US economy to grow, says Greenspan

THE US economy is poised to accelerate and the Federal Reserve will leave interest rates low for as long as necessary to ensure that happens, Fed Chairman Alan Greenspan said yesterday.

The Fed's policy-making Open Market Committee last month cut the benchmark overnight bank lending rate to a 45-year low of 1%. It will cut it again if growth doesn't pick up, Greenspan said in the text of testimony to the House Banking and Financial Services Committee.

"The FOMC stands prepared to maintain a highly accommodative stance for as long as needed to promote satisfactory economic performance,' Greenspan said.

"Policy accommodation aimed at raising the growth of output, boosting the utilisation of resources, and warding off unwelcome disinflation can be maintained for a considerable period without ultimately stoking inflationary pressures,' he said.

Rising stock prices and low interest rates have improved financing costs for consumers and businesses, he said. Combined with tax cuts, the improving financial conditions "should bolster economic activity".

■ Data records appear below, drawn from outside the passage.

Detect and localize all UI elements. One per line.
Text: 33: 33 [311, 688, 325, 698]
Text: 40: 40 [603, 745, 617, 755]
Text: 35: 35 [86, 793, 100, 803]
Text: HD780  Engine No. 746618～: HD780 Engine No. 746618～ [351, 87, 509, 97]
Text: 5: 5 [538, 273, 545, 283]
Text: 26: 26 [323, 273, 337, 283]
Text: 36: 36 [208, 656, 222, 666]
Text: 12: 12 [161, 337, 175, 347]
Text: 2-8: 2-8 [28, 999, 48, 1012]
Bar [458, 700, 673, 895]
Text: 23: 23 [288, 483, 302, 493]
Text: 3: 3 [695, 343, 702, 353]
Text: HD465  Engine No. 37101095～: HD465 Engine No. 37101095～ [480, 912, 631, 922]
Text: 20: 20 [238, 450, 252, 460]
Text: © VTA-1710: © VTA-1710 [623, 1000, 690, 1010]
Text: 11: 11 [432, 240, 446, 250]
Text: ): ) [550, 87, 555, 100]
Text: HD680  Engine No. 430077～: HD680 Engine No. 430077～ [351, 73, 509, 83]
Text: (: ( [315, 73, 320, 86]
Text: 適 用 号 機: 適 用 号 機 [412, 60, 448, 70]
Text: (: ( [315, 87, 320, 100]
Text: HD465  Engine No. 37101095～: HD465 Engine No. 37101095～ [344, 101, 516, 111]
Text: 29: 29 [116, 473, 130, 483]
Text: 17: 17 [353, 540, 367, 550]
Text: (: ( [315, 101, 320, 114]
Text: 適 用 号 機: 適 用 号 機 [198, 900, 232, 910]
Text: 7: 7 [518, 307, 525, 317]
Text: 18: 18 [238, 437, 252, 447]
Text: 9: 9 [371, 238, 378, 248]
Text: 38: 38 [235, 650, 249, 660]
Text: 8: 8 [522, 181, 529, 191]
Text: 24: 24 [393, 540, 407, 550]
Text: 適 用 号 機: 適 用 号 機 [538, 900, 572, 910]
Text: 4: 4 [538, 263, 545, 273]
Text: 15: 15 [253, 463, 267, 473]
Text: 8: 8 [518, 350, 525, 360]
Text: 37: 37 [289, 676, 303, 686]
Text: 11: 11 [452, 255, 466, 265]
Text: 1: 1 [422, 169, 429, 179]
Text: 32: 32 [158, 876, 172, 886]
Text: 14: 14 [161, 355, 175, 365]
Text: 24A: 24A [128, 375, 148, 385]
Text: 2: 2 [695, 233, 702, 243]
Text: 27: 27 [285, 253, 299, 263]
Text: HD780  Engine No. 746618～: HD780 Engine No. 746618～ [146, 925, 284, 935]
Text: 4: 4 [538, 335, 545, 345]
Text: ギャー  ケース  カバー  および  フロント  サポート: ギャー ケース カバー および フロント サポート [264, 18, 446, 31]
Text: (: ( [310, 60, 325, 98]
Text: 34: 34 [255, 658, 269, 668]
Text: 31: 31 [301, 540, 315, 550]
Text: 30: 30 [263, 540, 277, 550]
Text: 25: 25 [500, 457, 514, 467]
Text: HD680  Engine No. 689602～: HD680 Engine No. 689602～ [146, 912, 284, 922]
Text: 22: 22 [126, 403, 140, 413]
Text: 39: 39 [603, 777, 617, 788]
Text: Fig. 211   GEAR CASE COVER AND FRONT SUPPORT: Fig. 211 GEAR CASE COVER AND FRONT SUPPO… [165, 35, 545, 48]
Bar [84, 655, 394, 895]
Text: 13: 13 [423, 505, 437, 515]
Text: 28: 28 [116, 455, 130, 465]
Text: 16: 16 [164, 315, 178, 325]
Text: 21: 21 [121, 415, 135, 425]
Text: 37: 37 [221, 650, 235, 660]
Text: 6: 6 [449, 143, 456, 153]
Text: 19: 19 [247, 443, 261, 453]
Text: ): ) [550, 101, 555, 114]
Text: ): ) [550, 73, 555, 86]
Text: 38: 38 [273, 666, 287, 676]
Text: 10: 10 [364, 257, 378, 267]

Greenspan said the Fed remains on guard against deflation, which he called a pernicious, albeit remote risk to the US economy. "At its June 24-25 meeting the Open Market Committee discussed at length the possibility of using alternative monetary policy tools and rejected it," he said.

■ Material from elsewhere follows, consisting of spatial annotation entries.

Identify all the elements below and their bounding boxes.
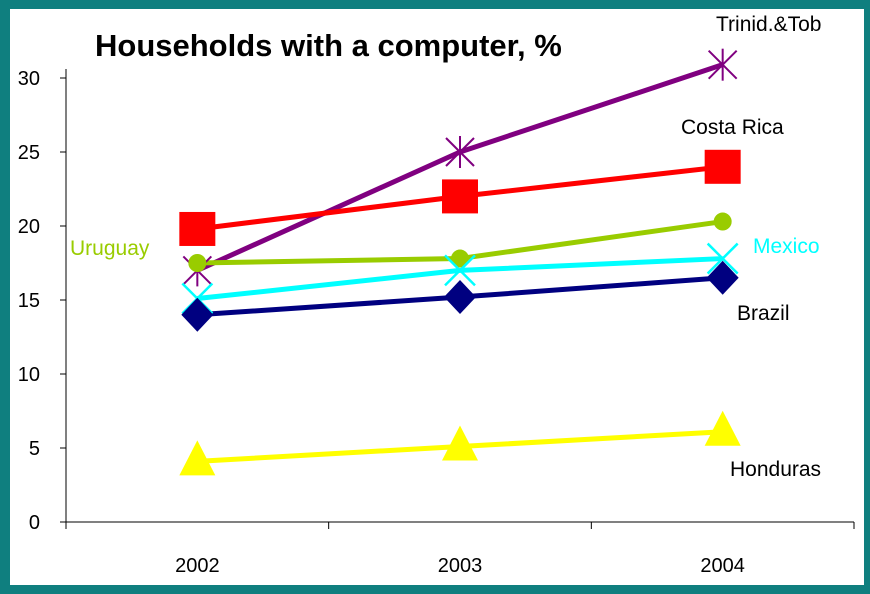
square-icon: [442, 179, 478, 214]
diamond-icon: [444, 280, 476, 315]
x-icon: [706, 242, 739, 275]
circle-icon: [451, 249, 469, 268]
axes: 0 5 10 15 20 25 30 2002 2003 2004: [18, 68, 855, 577]
x-tick-label: 2004: [700, 555, 745, 577]
y-tick-label: 5: [29, 438, 40, 460]
x-icon: [444, 254, 476, 287]
square-icon: [704, 149, 741, 184]
x-tick-label: 2002: [175, 555, 220, 577]
y-tick-label: 30: [18, 68, 40, 90]
series-label: Brazil: [737, 302, 790, 325]
triangle-icon: [179, 440, 216, 476]
triangle-icon: [704, 410, 741, 446]
triangle-icon: [442, 425, 478, 461]
series-label: Honduras: [730, 458, 821, 481]
asterisk-icon: [445, 136, 475, 168]
chart-title: Households with a computer, %: [95, 28, 562, 63]
x-icon-stroke: [444, 254, 476, 287]
series-markers: [179, 48, 741, 476]
y-tick-label: 15: [18, 290, 40, 312]
series-label: Mexico: [753, 235, 820, 258]
y-tick-label: 10: [18, 364, 40, 386]
diamond-icon: [181, 297, 214, 332]
chart-frame: Households with a computer, % 0 5 10 15 20 25…: [10, 9, 864, 585]
circle-icon: [713, 212, 732, 231]
series-label: Uruguay: [70, 237, 150, 260]
series-label: Trinid.&Tob: [716, 13, 821, 36]
y-tick-label: 25: [18, 142, 40, 164]
series-labels: Trinid.&Tob Costa Rica Uruguay Mexico Brazil…: [70, 13, 821, 481]
diamond-icon: [706, 260, 739, 295]
y-tick-label: 20: [18, 216, 40, 238]
series-label: Costa Rica: [681, 116, 784, 139]
x-icon-stroke: [706, 242, 739, 275]
asterisk-icon: [707, 48, 738, 81]
circle-icon: [188, 254, 207, 272]
line-chart: Households with a computer, % 0 5 10 15 20 25…: [18, 13, 855, 577]
square-icon: [179, 211, 216, 246]
x-tick-label: 2003: [438, 555, 483, 577]
y-tick-label: 0: [29, 512, 40, 534]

"Given the highly stimulative stance of monetary and fiscal policy and well-anchored inflation expectations, the committee concluded economic fundamentals are such that situations requiring special policy actions are most unlikely to arise," the Fed chairman said.

Greenspan said such low interest rates would create complications for some financial firms whose fees would exceed the amount they would be able to pay in interest.

The Fed expects the personal consumption expenditure price index an inflation measure tied to gross domestic product to rise by 1.25% to 1.5% this year.